[YS Exclusive] Amazon India boss on why work-life balance has to make way for work-life harmony
In an exclusive interaction with YourStory, Amazon India Head Amit Agarwal talks about the global e-tailer's culture and how he lives it.Shradha Sharma
With Amit Agarwal at the helm of Amazon India, the global e-tailer has witnessed a staggering growth in the past six years in India.
Growth for Amazon in India has been fuelled by investments of over $5 billion in the market on innovation, seller and customer-focused initiatives, infrastructure, and technology.
Under Amit Agarwal, India is today the ecommerce behemoth’s fastest-growing market, winning over customers and sellers in even the most remote corners of the country to become the most transacted and most trusted Internet brand in India. But these Amit humbly credits to Amazon’s laser-like focus on its culture of ‘customer obsession.’
Having spent close to two decades in Amazon – two of which were as Technical Advisor to Jeff Bezos himself – Amit does not just speak the same tongue as that of the customer-focused e-tailer and its inspiring founder, but also “lives and breathes its culture.”
His determination, clarity of vision, and drive are unmistakable, as is his passion for improving customer lives and driving the economic flywheel of the country.
In an exclusive interaction with YourStory’s Founder & CEO Shradha Sharma, Amit talks about the company culture and how for him, it is still day one in India.
Shradha Sharma: You've said that people working in Amazon don’t need to respond to emails from 6 pm to 8 am, so they enjoy 'work-life harmony'. Does that really happen?
Amit Agarwal: To set the context, so that people understand, is that it is very important for people to feel energised by the purpose and to be able to give their best. And hence, you want a culture where you're not really talking about work-life balance because when you talk about balance, you talk trade-offs; you have to give something up to create a balance. Would you talk about work-life harmony? That was the context of this.
Harmony is achieved when you're really intensely involved in the things that you love. So, when you're with your family, you're giving them all your attention. Then, when you're working, you're giving all your attention there. And to achieve harmony, it's also important for us to respect people's personal times.
So the guidance was that there would be moments where we all need to huddle together and work long hours and days to serve our customers because it is a need of the day, but you don't have to make that the norm and things could wait.
While the expectation is not for people to not do what they wish to do in that period, we wanted them to respect people's personal time. As for the things that can wait, they can wait.
Shradha Sharma: How do you maintain work-life harmony with 15 days in the US and 15 days in India in a month?
Amit Agarwal: Well, it's not that bad as you may think about my travel schedule. But yes, I do have to travel a lot. First of all, I do something that is a dream job. I don't know how many people can claim they have the ability to create such a large impact.

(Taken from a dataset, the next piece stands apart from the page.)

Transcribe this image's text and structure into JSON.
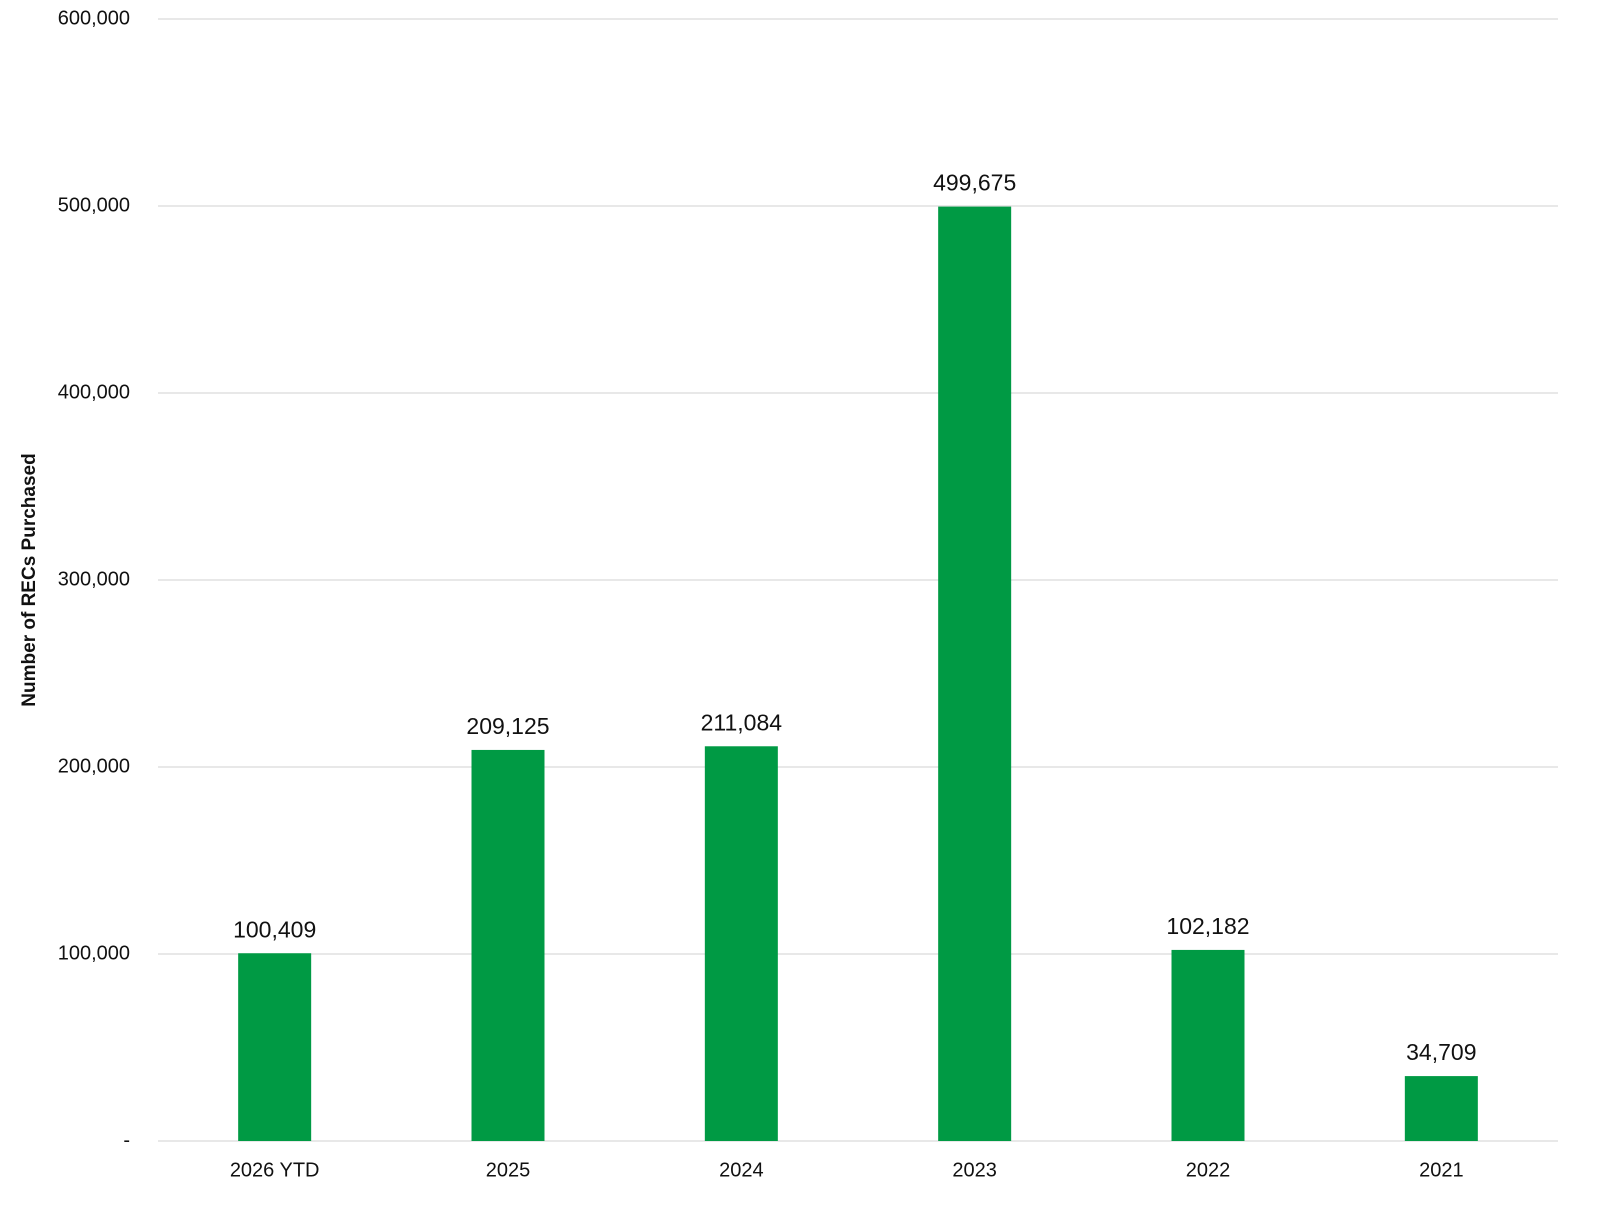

I feel very energised by the work that I'm doing and by the challenges we're solving. I personally leave at 6 pm so that when I'm with my family, I'm present there, and I'm enjoying with my kids and my family. And when I'm at work, I'm really intense about doing that.
So, I think it doesn't matter the relative hours you're spending, but the quality of time matters more. I try to balance that.
Shradha Sharma: Personally, what have you learned from being here in India in this role for the last six years?
Amit Agarwal: I mean, there are learnings of all kinds. I talked to you about some of the business learnings that are there. I think, personally, for the last six years, it has allowed me to test my boundaries on customer obsession, invention, and long-term thinking.
I think you never know till you challenge your limits and boundaries of how much you can stretch yourself.
So, I feel very excited about that process of learning how to actually make this happen.
I feel that our purpose is far bigger than just ecommerce. I genuinely, without any bias, believe that this thing can actually change the lives of people in a really meaningful way and could really drive the economic flywheel of the country.
Just being a participant in that with such a broad-based investment is very fortunate. I would say just learning how to think about that purpose and challenging my boundaries are things that are very fortunate.